The Company pays a commitment fee on undrawn amounts under the facility of 0.25% - 0.50%. As of September 30, 2024
and December 31, 2023, the Company accrued $0.7 million and $0.4 million, respectively, of unpaid commitment fees
related to the Revolving Credit Facility in Short-term debt and current portion of long-term debt on the Consolidated
Balance Sheets.
Senior Secured Notes due 2030
In February 2022, the LLC issued $400.0 million of Senior Secured Notes. As of September 30, 2024 and December 31,
2023, accrued interest on the notes was $2.9 million and $7.3 million, respectively, and the related unamortized deferred
issuance costs plus discount were $5.9 million and $6.6 million, respectively.

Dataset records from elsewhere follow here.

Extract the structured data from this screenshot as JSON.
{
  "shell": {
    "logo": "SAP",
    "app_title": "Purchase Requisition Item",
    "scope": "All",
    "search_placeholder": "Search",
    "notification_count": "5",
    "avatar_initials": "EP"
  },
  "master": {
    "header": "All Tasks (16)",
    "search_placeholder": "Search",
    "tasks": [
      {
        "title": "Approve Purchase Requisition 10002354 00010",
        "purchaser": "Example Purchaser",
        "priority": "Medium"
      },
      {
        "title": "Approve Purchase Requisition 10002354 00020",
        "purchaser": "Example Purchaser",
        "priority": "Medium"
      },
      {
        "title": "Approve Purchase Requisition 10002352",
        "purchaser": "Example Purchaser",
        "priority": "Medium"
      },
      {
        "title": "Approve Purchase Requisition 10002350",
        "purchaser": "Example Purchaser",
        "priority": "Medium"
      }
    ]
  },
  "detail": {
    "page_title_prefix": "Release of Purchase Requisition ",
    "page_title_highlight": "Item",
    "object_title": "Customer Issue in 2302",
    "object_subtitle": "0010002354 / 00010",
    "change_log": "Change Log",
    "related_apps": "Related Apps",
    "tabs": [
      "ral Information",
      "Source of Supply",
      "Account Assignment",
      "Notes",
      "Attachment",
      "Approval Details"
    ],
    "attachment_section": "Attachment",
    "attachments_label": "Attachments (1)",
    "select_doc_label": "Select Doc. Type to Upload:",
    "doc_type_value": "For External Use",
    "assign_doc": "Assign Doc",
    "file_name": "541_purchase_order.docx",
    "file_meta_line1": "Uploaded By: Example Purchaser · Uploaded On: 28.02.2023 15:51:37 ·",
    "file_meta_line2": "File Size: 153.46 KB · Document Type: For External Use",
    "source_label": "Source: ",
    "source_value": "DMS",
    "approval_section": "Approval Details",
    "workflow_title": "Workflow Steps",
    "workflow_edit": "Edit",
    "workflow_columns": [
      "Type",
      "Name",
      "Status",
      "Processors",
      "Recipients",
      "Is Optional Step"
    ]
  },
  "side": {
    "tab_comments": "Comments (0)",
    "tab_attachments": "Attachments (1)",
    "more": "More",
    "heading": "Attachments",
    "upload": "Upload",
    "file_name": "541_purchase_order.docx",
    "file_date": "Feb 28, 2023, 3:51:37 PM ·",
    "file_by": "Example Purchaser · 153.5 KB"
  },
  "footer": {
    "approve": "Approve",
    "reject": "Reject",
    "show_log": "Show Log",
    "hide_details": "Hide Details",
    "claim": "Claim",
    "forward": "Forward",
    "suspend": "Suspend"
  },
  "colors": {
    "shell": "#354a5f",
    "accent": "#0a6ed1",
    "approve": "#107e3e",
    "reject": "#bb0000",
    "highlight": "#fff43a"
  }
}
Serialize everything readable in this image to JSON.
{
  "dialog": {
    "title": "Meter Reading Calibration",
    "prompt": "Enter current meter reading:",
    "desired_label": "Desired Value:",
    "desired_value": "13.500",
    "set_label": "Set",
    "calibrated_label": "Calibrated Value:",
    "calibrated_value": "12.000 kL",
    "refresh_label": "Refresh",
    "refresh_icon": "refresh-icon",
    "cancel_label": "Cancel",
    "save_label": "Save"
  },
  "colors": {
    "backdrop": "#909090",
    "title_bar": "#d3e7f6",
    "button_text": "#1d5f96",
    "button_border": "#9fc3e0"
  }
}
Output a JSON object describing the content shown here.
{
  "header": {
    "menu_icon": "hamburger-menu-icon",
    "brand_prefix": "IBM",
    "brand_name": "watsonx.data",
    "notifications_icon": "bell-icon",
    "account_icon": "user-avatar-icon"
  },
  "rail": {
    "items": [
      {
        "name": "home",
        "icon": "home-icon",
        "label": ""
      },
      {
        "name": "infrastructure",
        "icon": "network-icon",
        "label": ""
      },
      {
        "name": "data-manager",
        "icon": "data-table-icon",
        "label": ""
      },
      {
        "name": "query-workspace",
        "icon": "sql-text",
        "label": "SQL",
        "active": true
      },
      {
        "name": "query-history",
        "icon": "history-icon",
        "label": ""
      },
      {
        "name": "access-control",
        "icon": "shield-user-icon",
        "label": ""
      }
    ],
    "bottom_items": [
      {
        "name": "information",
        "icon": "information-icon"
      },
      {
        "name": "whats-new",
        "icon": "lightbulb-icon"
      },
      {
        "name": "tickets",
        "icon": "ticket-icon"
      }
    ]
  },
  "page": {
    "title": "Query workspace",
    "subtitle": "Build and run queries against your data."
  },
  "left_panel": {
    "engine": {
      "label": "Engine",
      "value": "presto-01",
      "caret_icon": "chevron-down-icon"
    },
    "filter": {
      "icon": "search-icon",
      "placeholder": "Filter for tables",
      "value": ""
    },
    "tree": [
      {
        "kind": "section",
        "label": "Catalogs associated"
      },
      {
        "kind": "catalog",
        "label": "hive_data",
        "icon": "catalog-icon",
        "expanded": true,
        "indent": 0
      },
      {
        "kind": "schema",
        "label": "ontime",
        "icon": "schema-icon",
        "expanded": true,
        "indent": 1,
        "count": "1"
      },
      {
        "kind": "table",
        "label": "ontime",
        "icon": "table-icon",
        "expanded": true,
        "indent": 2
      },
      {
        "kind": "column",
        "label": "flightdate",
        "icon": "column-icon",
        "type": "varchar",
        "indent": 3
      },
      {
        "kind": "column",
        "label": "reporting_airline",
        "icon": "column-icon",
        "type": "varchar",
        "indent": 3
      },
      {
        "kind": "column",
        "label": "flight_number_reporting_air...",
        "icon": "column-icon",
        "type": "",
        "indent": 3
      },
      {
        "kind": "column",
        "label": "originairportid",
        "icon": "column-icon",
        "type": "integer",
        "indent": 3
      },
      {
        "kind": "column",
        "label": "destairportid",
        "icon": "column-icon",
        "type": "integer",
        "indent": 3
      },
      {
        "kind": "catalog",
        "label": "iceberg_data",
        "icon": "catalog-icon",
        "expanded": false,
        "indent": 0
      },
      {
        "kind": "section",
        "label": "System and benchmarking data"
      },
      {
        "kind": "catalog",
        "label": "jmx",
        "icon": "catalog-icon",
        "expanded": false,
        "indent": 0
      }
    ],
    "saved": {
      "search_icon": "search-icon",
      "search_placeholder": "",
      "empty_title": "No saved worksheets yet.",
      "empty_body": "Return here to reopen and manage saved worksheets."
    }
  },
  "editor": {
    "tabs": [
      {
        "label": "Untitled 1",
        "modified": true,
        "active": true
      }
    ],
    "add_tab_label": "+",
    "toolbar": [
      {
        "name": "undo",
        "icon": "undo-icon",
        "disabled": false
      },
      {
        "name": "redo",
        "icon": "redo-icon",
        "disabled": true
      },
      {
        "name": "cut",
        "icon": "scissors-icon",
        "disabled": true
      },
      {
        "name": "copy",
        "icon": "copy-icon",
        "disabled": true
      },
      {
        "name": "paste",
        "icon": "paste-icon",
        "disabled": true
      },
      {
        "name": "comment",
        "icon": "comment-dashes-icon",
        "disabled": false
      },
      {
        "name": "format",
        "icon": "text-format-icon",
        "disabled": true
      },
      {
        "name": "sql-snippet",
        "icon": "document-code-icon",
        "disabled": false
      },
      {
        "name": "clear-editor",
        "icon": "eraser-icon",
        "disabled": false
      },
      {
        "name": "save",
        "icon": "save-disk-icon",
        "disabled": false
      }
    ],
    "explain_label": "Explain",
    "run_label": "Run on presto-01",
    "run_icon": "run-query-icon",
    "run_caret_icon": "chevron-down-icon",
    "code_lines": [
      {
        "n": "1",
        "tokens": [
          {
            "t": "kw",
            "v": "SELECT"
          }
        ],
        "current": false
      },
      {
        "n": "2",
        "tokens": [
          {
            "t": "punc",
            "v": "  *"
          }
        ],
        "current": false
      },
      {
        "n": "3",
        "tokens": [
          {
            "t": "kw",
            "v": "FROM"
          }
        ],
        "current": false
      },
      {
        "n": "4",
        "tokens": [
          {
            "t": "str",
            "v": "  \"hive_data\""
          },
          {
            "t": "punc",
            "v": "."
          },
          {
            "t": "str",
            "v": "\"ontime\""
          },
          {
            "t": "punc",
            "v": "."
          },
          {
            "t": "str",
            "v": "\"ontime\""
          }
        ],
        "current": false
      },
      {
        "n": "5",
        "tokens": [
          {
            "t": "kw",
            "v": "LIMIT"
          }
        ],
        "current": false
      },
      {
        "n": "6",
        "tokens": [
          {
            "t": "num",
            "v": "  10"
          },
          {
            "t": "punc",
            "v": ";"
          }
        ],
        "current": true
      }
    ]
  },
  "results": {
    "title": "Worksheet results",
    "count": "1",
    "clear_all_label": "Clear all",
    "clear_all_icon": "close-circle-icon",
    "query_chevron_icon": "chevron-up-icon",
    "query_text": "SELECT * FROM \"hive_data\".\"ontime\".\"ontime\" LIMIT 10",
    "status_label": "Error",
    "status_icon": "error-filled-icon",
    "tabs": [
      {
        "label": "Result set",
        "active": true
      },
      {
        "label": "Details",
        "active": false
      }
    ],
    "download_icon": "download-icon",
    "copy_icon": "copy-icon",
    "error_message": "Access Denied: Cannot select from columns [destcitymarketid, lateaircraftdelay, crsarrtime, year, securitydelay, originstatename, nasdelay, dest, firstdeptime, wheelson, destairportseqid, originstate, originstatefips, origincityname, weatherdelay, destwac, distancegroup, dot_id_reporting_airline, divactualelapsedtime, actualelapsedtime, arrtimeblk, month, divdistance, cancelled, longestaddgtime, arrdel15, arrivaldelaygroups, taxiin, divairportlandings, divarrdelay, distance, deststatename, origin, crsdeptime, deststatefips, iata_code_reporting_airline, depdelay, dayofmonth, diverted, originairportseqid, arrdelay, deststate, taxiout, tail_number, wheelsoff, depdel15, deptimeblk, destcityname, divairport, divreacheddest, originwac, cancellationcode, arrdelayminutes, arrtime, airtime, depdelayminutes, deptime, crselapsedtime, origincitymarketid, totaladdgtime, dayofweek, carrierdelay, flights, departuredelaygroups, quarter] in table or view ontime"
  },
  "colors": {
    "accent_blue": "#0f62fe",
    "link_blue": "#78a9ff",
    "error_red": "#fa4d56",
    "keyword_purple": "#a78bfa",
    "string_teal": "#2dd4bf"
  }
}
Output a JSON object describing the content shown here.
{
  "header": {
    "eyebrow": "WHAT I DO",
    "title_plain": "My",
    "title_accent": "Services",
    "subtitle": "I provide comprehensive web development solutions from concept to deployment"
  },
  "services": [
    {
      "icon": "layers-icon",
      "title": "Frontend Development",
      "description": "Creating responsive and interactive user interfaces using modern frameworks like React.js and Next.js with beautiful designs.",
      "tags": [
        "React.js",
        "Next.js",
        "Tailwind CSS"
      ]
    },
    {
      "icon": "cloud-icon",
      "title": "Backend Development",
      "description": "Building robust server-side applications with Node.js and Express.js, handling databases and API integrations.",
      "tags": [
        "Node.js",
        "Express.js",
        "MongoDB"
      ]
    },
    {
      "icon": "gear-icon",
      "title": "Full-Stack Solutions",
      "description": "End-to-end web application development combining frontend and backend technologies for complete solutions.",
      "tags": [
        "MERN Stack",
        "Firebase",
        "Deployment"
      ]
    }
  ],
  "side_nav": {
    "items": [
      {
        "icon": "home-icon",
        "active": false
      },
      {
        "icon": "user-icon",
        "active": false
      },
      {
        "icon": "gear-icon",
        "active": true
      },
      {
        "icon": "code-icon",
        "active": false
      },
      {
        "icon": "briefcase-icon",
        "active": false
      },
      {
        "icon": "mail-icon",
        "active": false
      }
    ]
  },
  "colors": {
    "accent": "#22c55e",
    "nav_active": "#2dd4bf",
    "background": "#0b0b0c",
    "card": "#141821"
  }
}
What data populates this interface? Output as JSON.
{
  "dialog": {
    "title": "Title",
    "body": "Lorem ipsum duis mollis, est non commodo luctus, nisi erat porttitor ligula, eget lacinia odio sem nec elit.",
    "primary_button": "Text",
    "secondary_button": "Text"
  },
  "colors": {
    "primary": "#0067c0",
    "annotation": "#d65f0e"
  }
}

Senior Secured Notes due 2032
On September 19, 2024, the LLC issued $600.0 million of Senior Secured Notes. As of September 30, 2024, accrued
interest on the notes was $1.2 million and the related unamortized deferred issuance costs were $9.4 million.
Bridge Facility
On July 31, 2024, the Company entered into a 364-day unsecured bridge term loan facility (the “Bridge Facility”), which
provided unsecured bridge financing of up to $500.0 million to finance a portion of the US Assure acquisition price. In lieu
of drawing under the Bridge Facility, the Company borrowed under the Revolving Credit Facility. Concurrent with the
completion of the US Assure acquisition on August 30, 2024, the Bridge Facility was terminated, and the Company
recognized $4.1 million of related deferred financing costs in Interest expense, net on the Consolidated Statements of
Income (Loss) during the three and nine months ended September 30, 2024
Subsidiary Units Subject to Mandatory Redemption
Ryan Re Underwriting Managers, LLC (“Ryan Re”) has the obligation to settle its outstanding preferred units owned by
Patrick G. Ryan in the amount of the aggregate unreturned capital and unpaid dividends on June 13, 2034, 15 years from
original issuance. As these units are mandatorily redeemable, they are classified as Long-term debt on the Consolidated
Balance Sheets. The historical cost of the units is $3.3 million, which was valued using an implicit rate of 9.8%. Accretion
of the discount using the implicit rate is recognized as Interest expense, net in the Consolidated Statements of Income
(Loss). As of September 30, 2024 and December 31, 2023, interest accrued on these units was $0.1 million and $1.9
million, respectively. $2.0 million of accrued return on the Ryan Re preferred units was paid during the nine months ended
September 30, 2024. See Note 15, Related Parties, for further information on Ryan Re.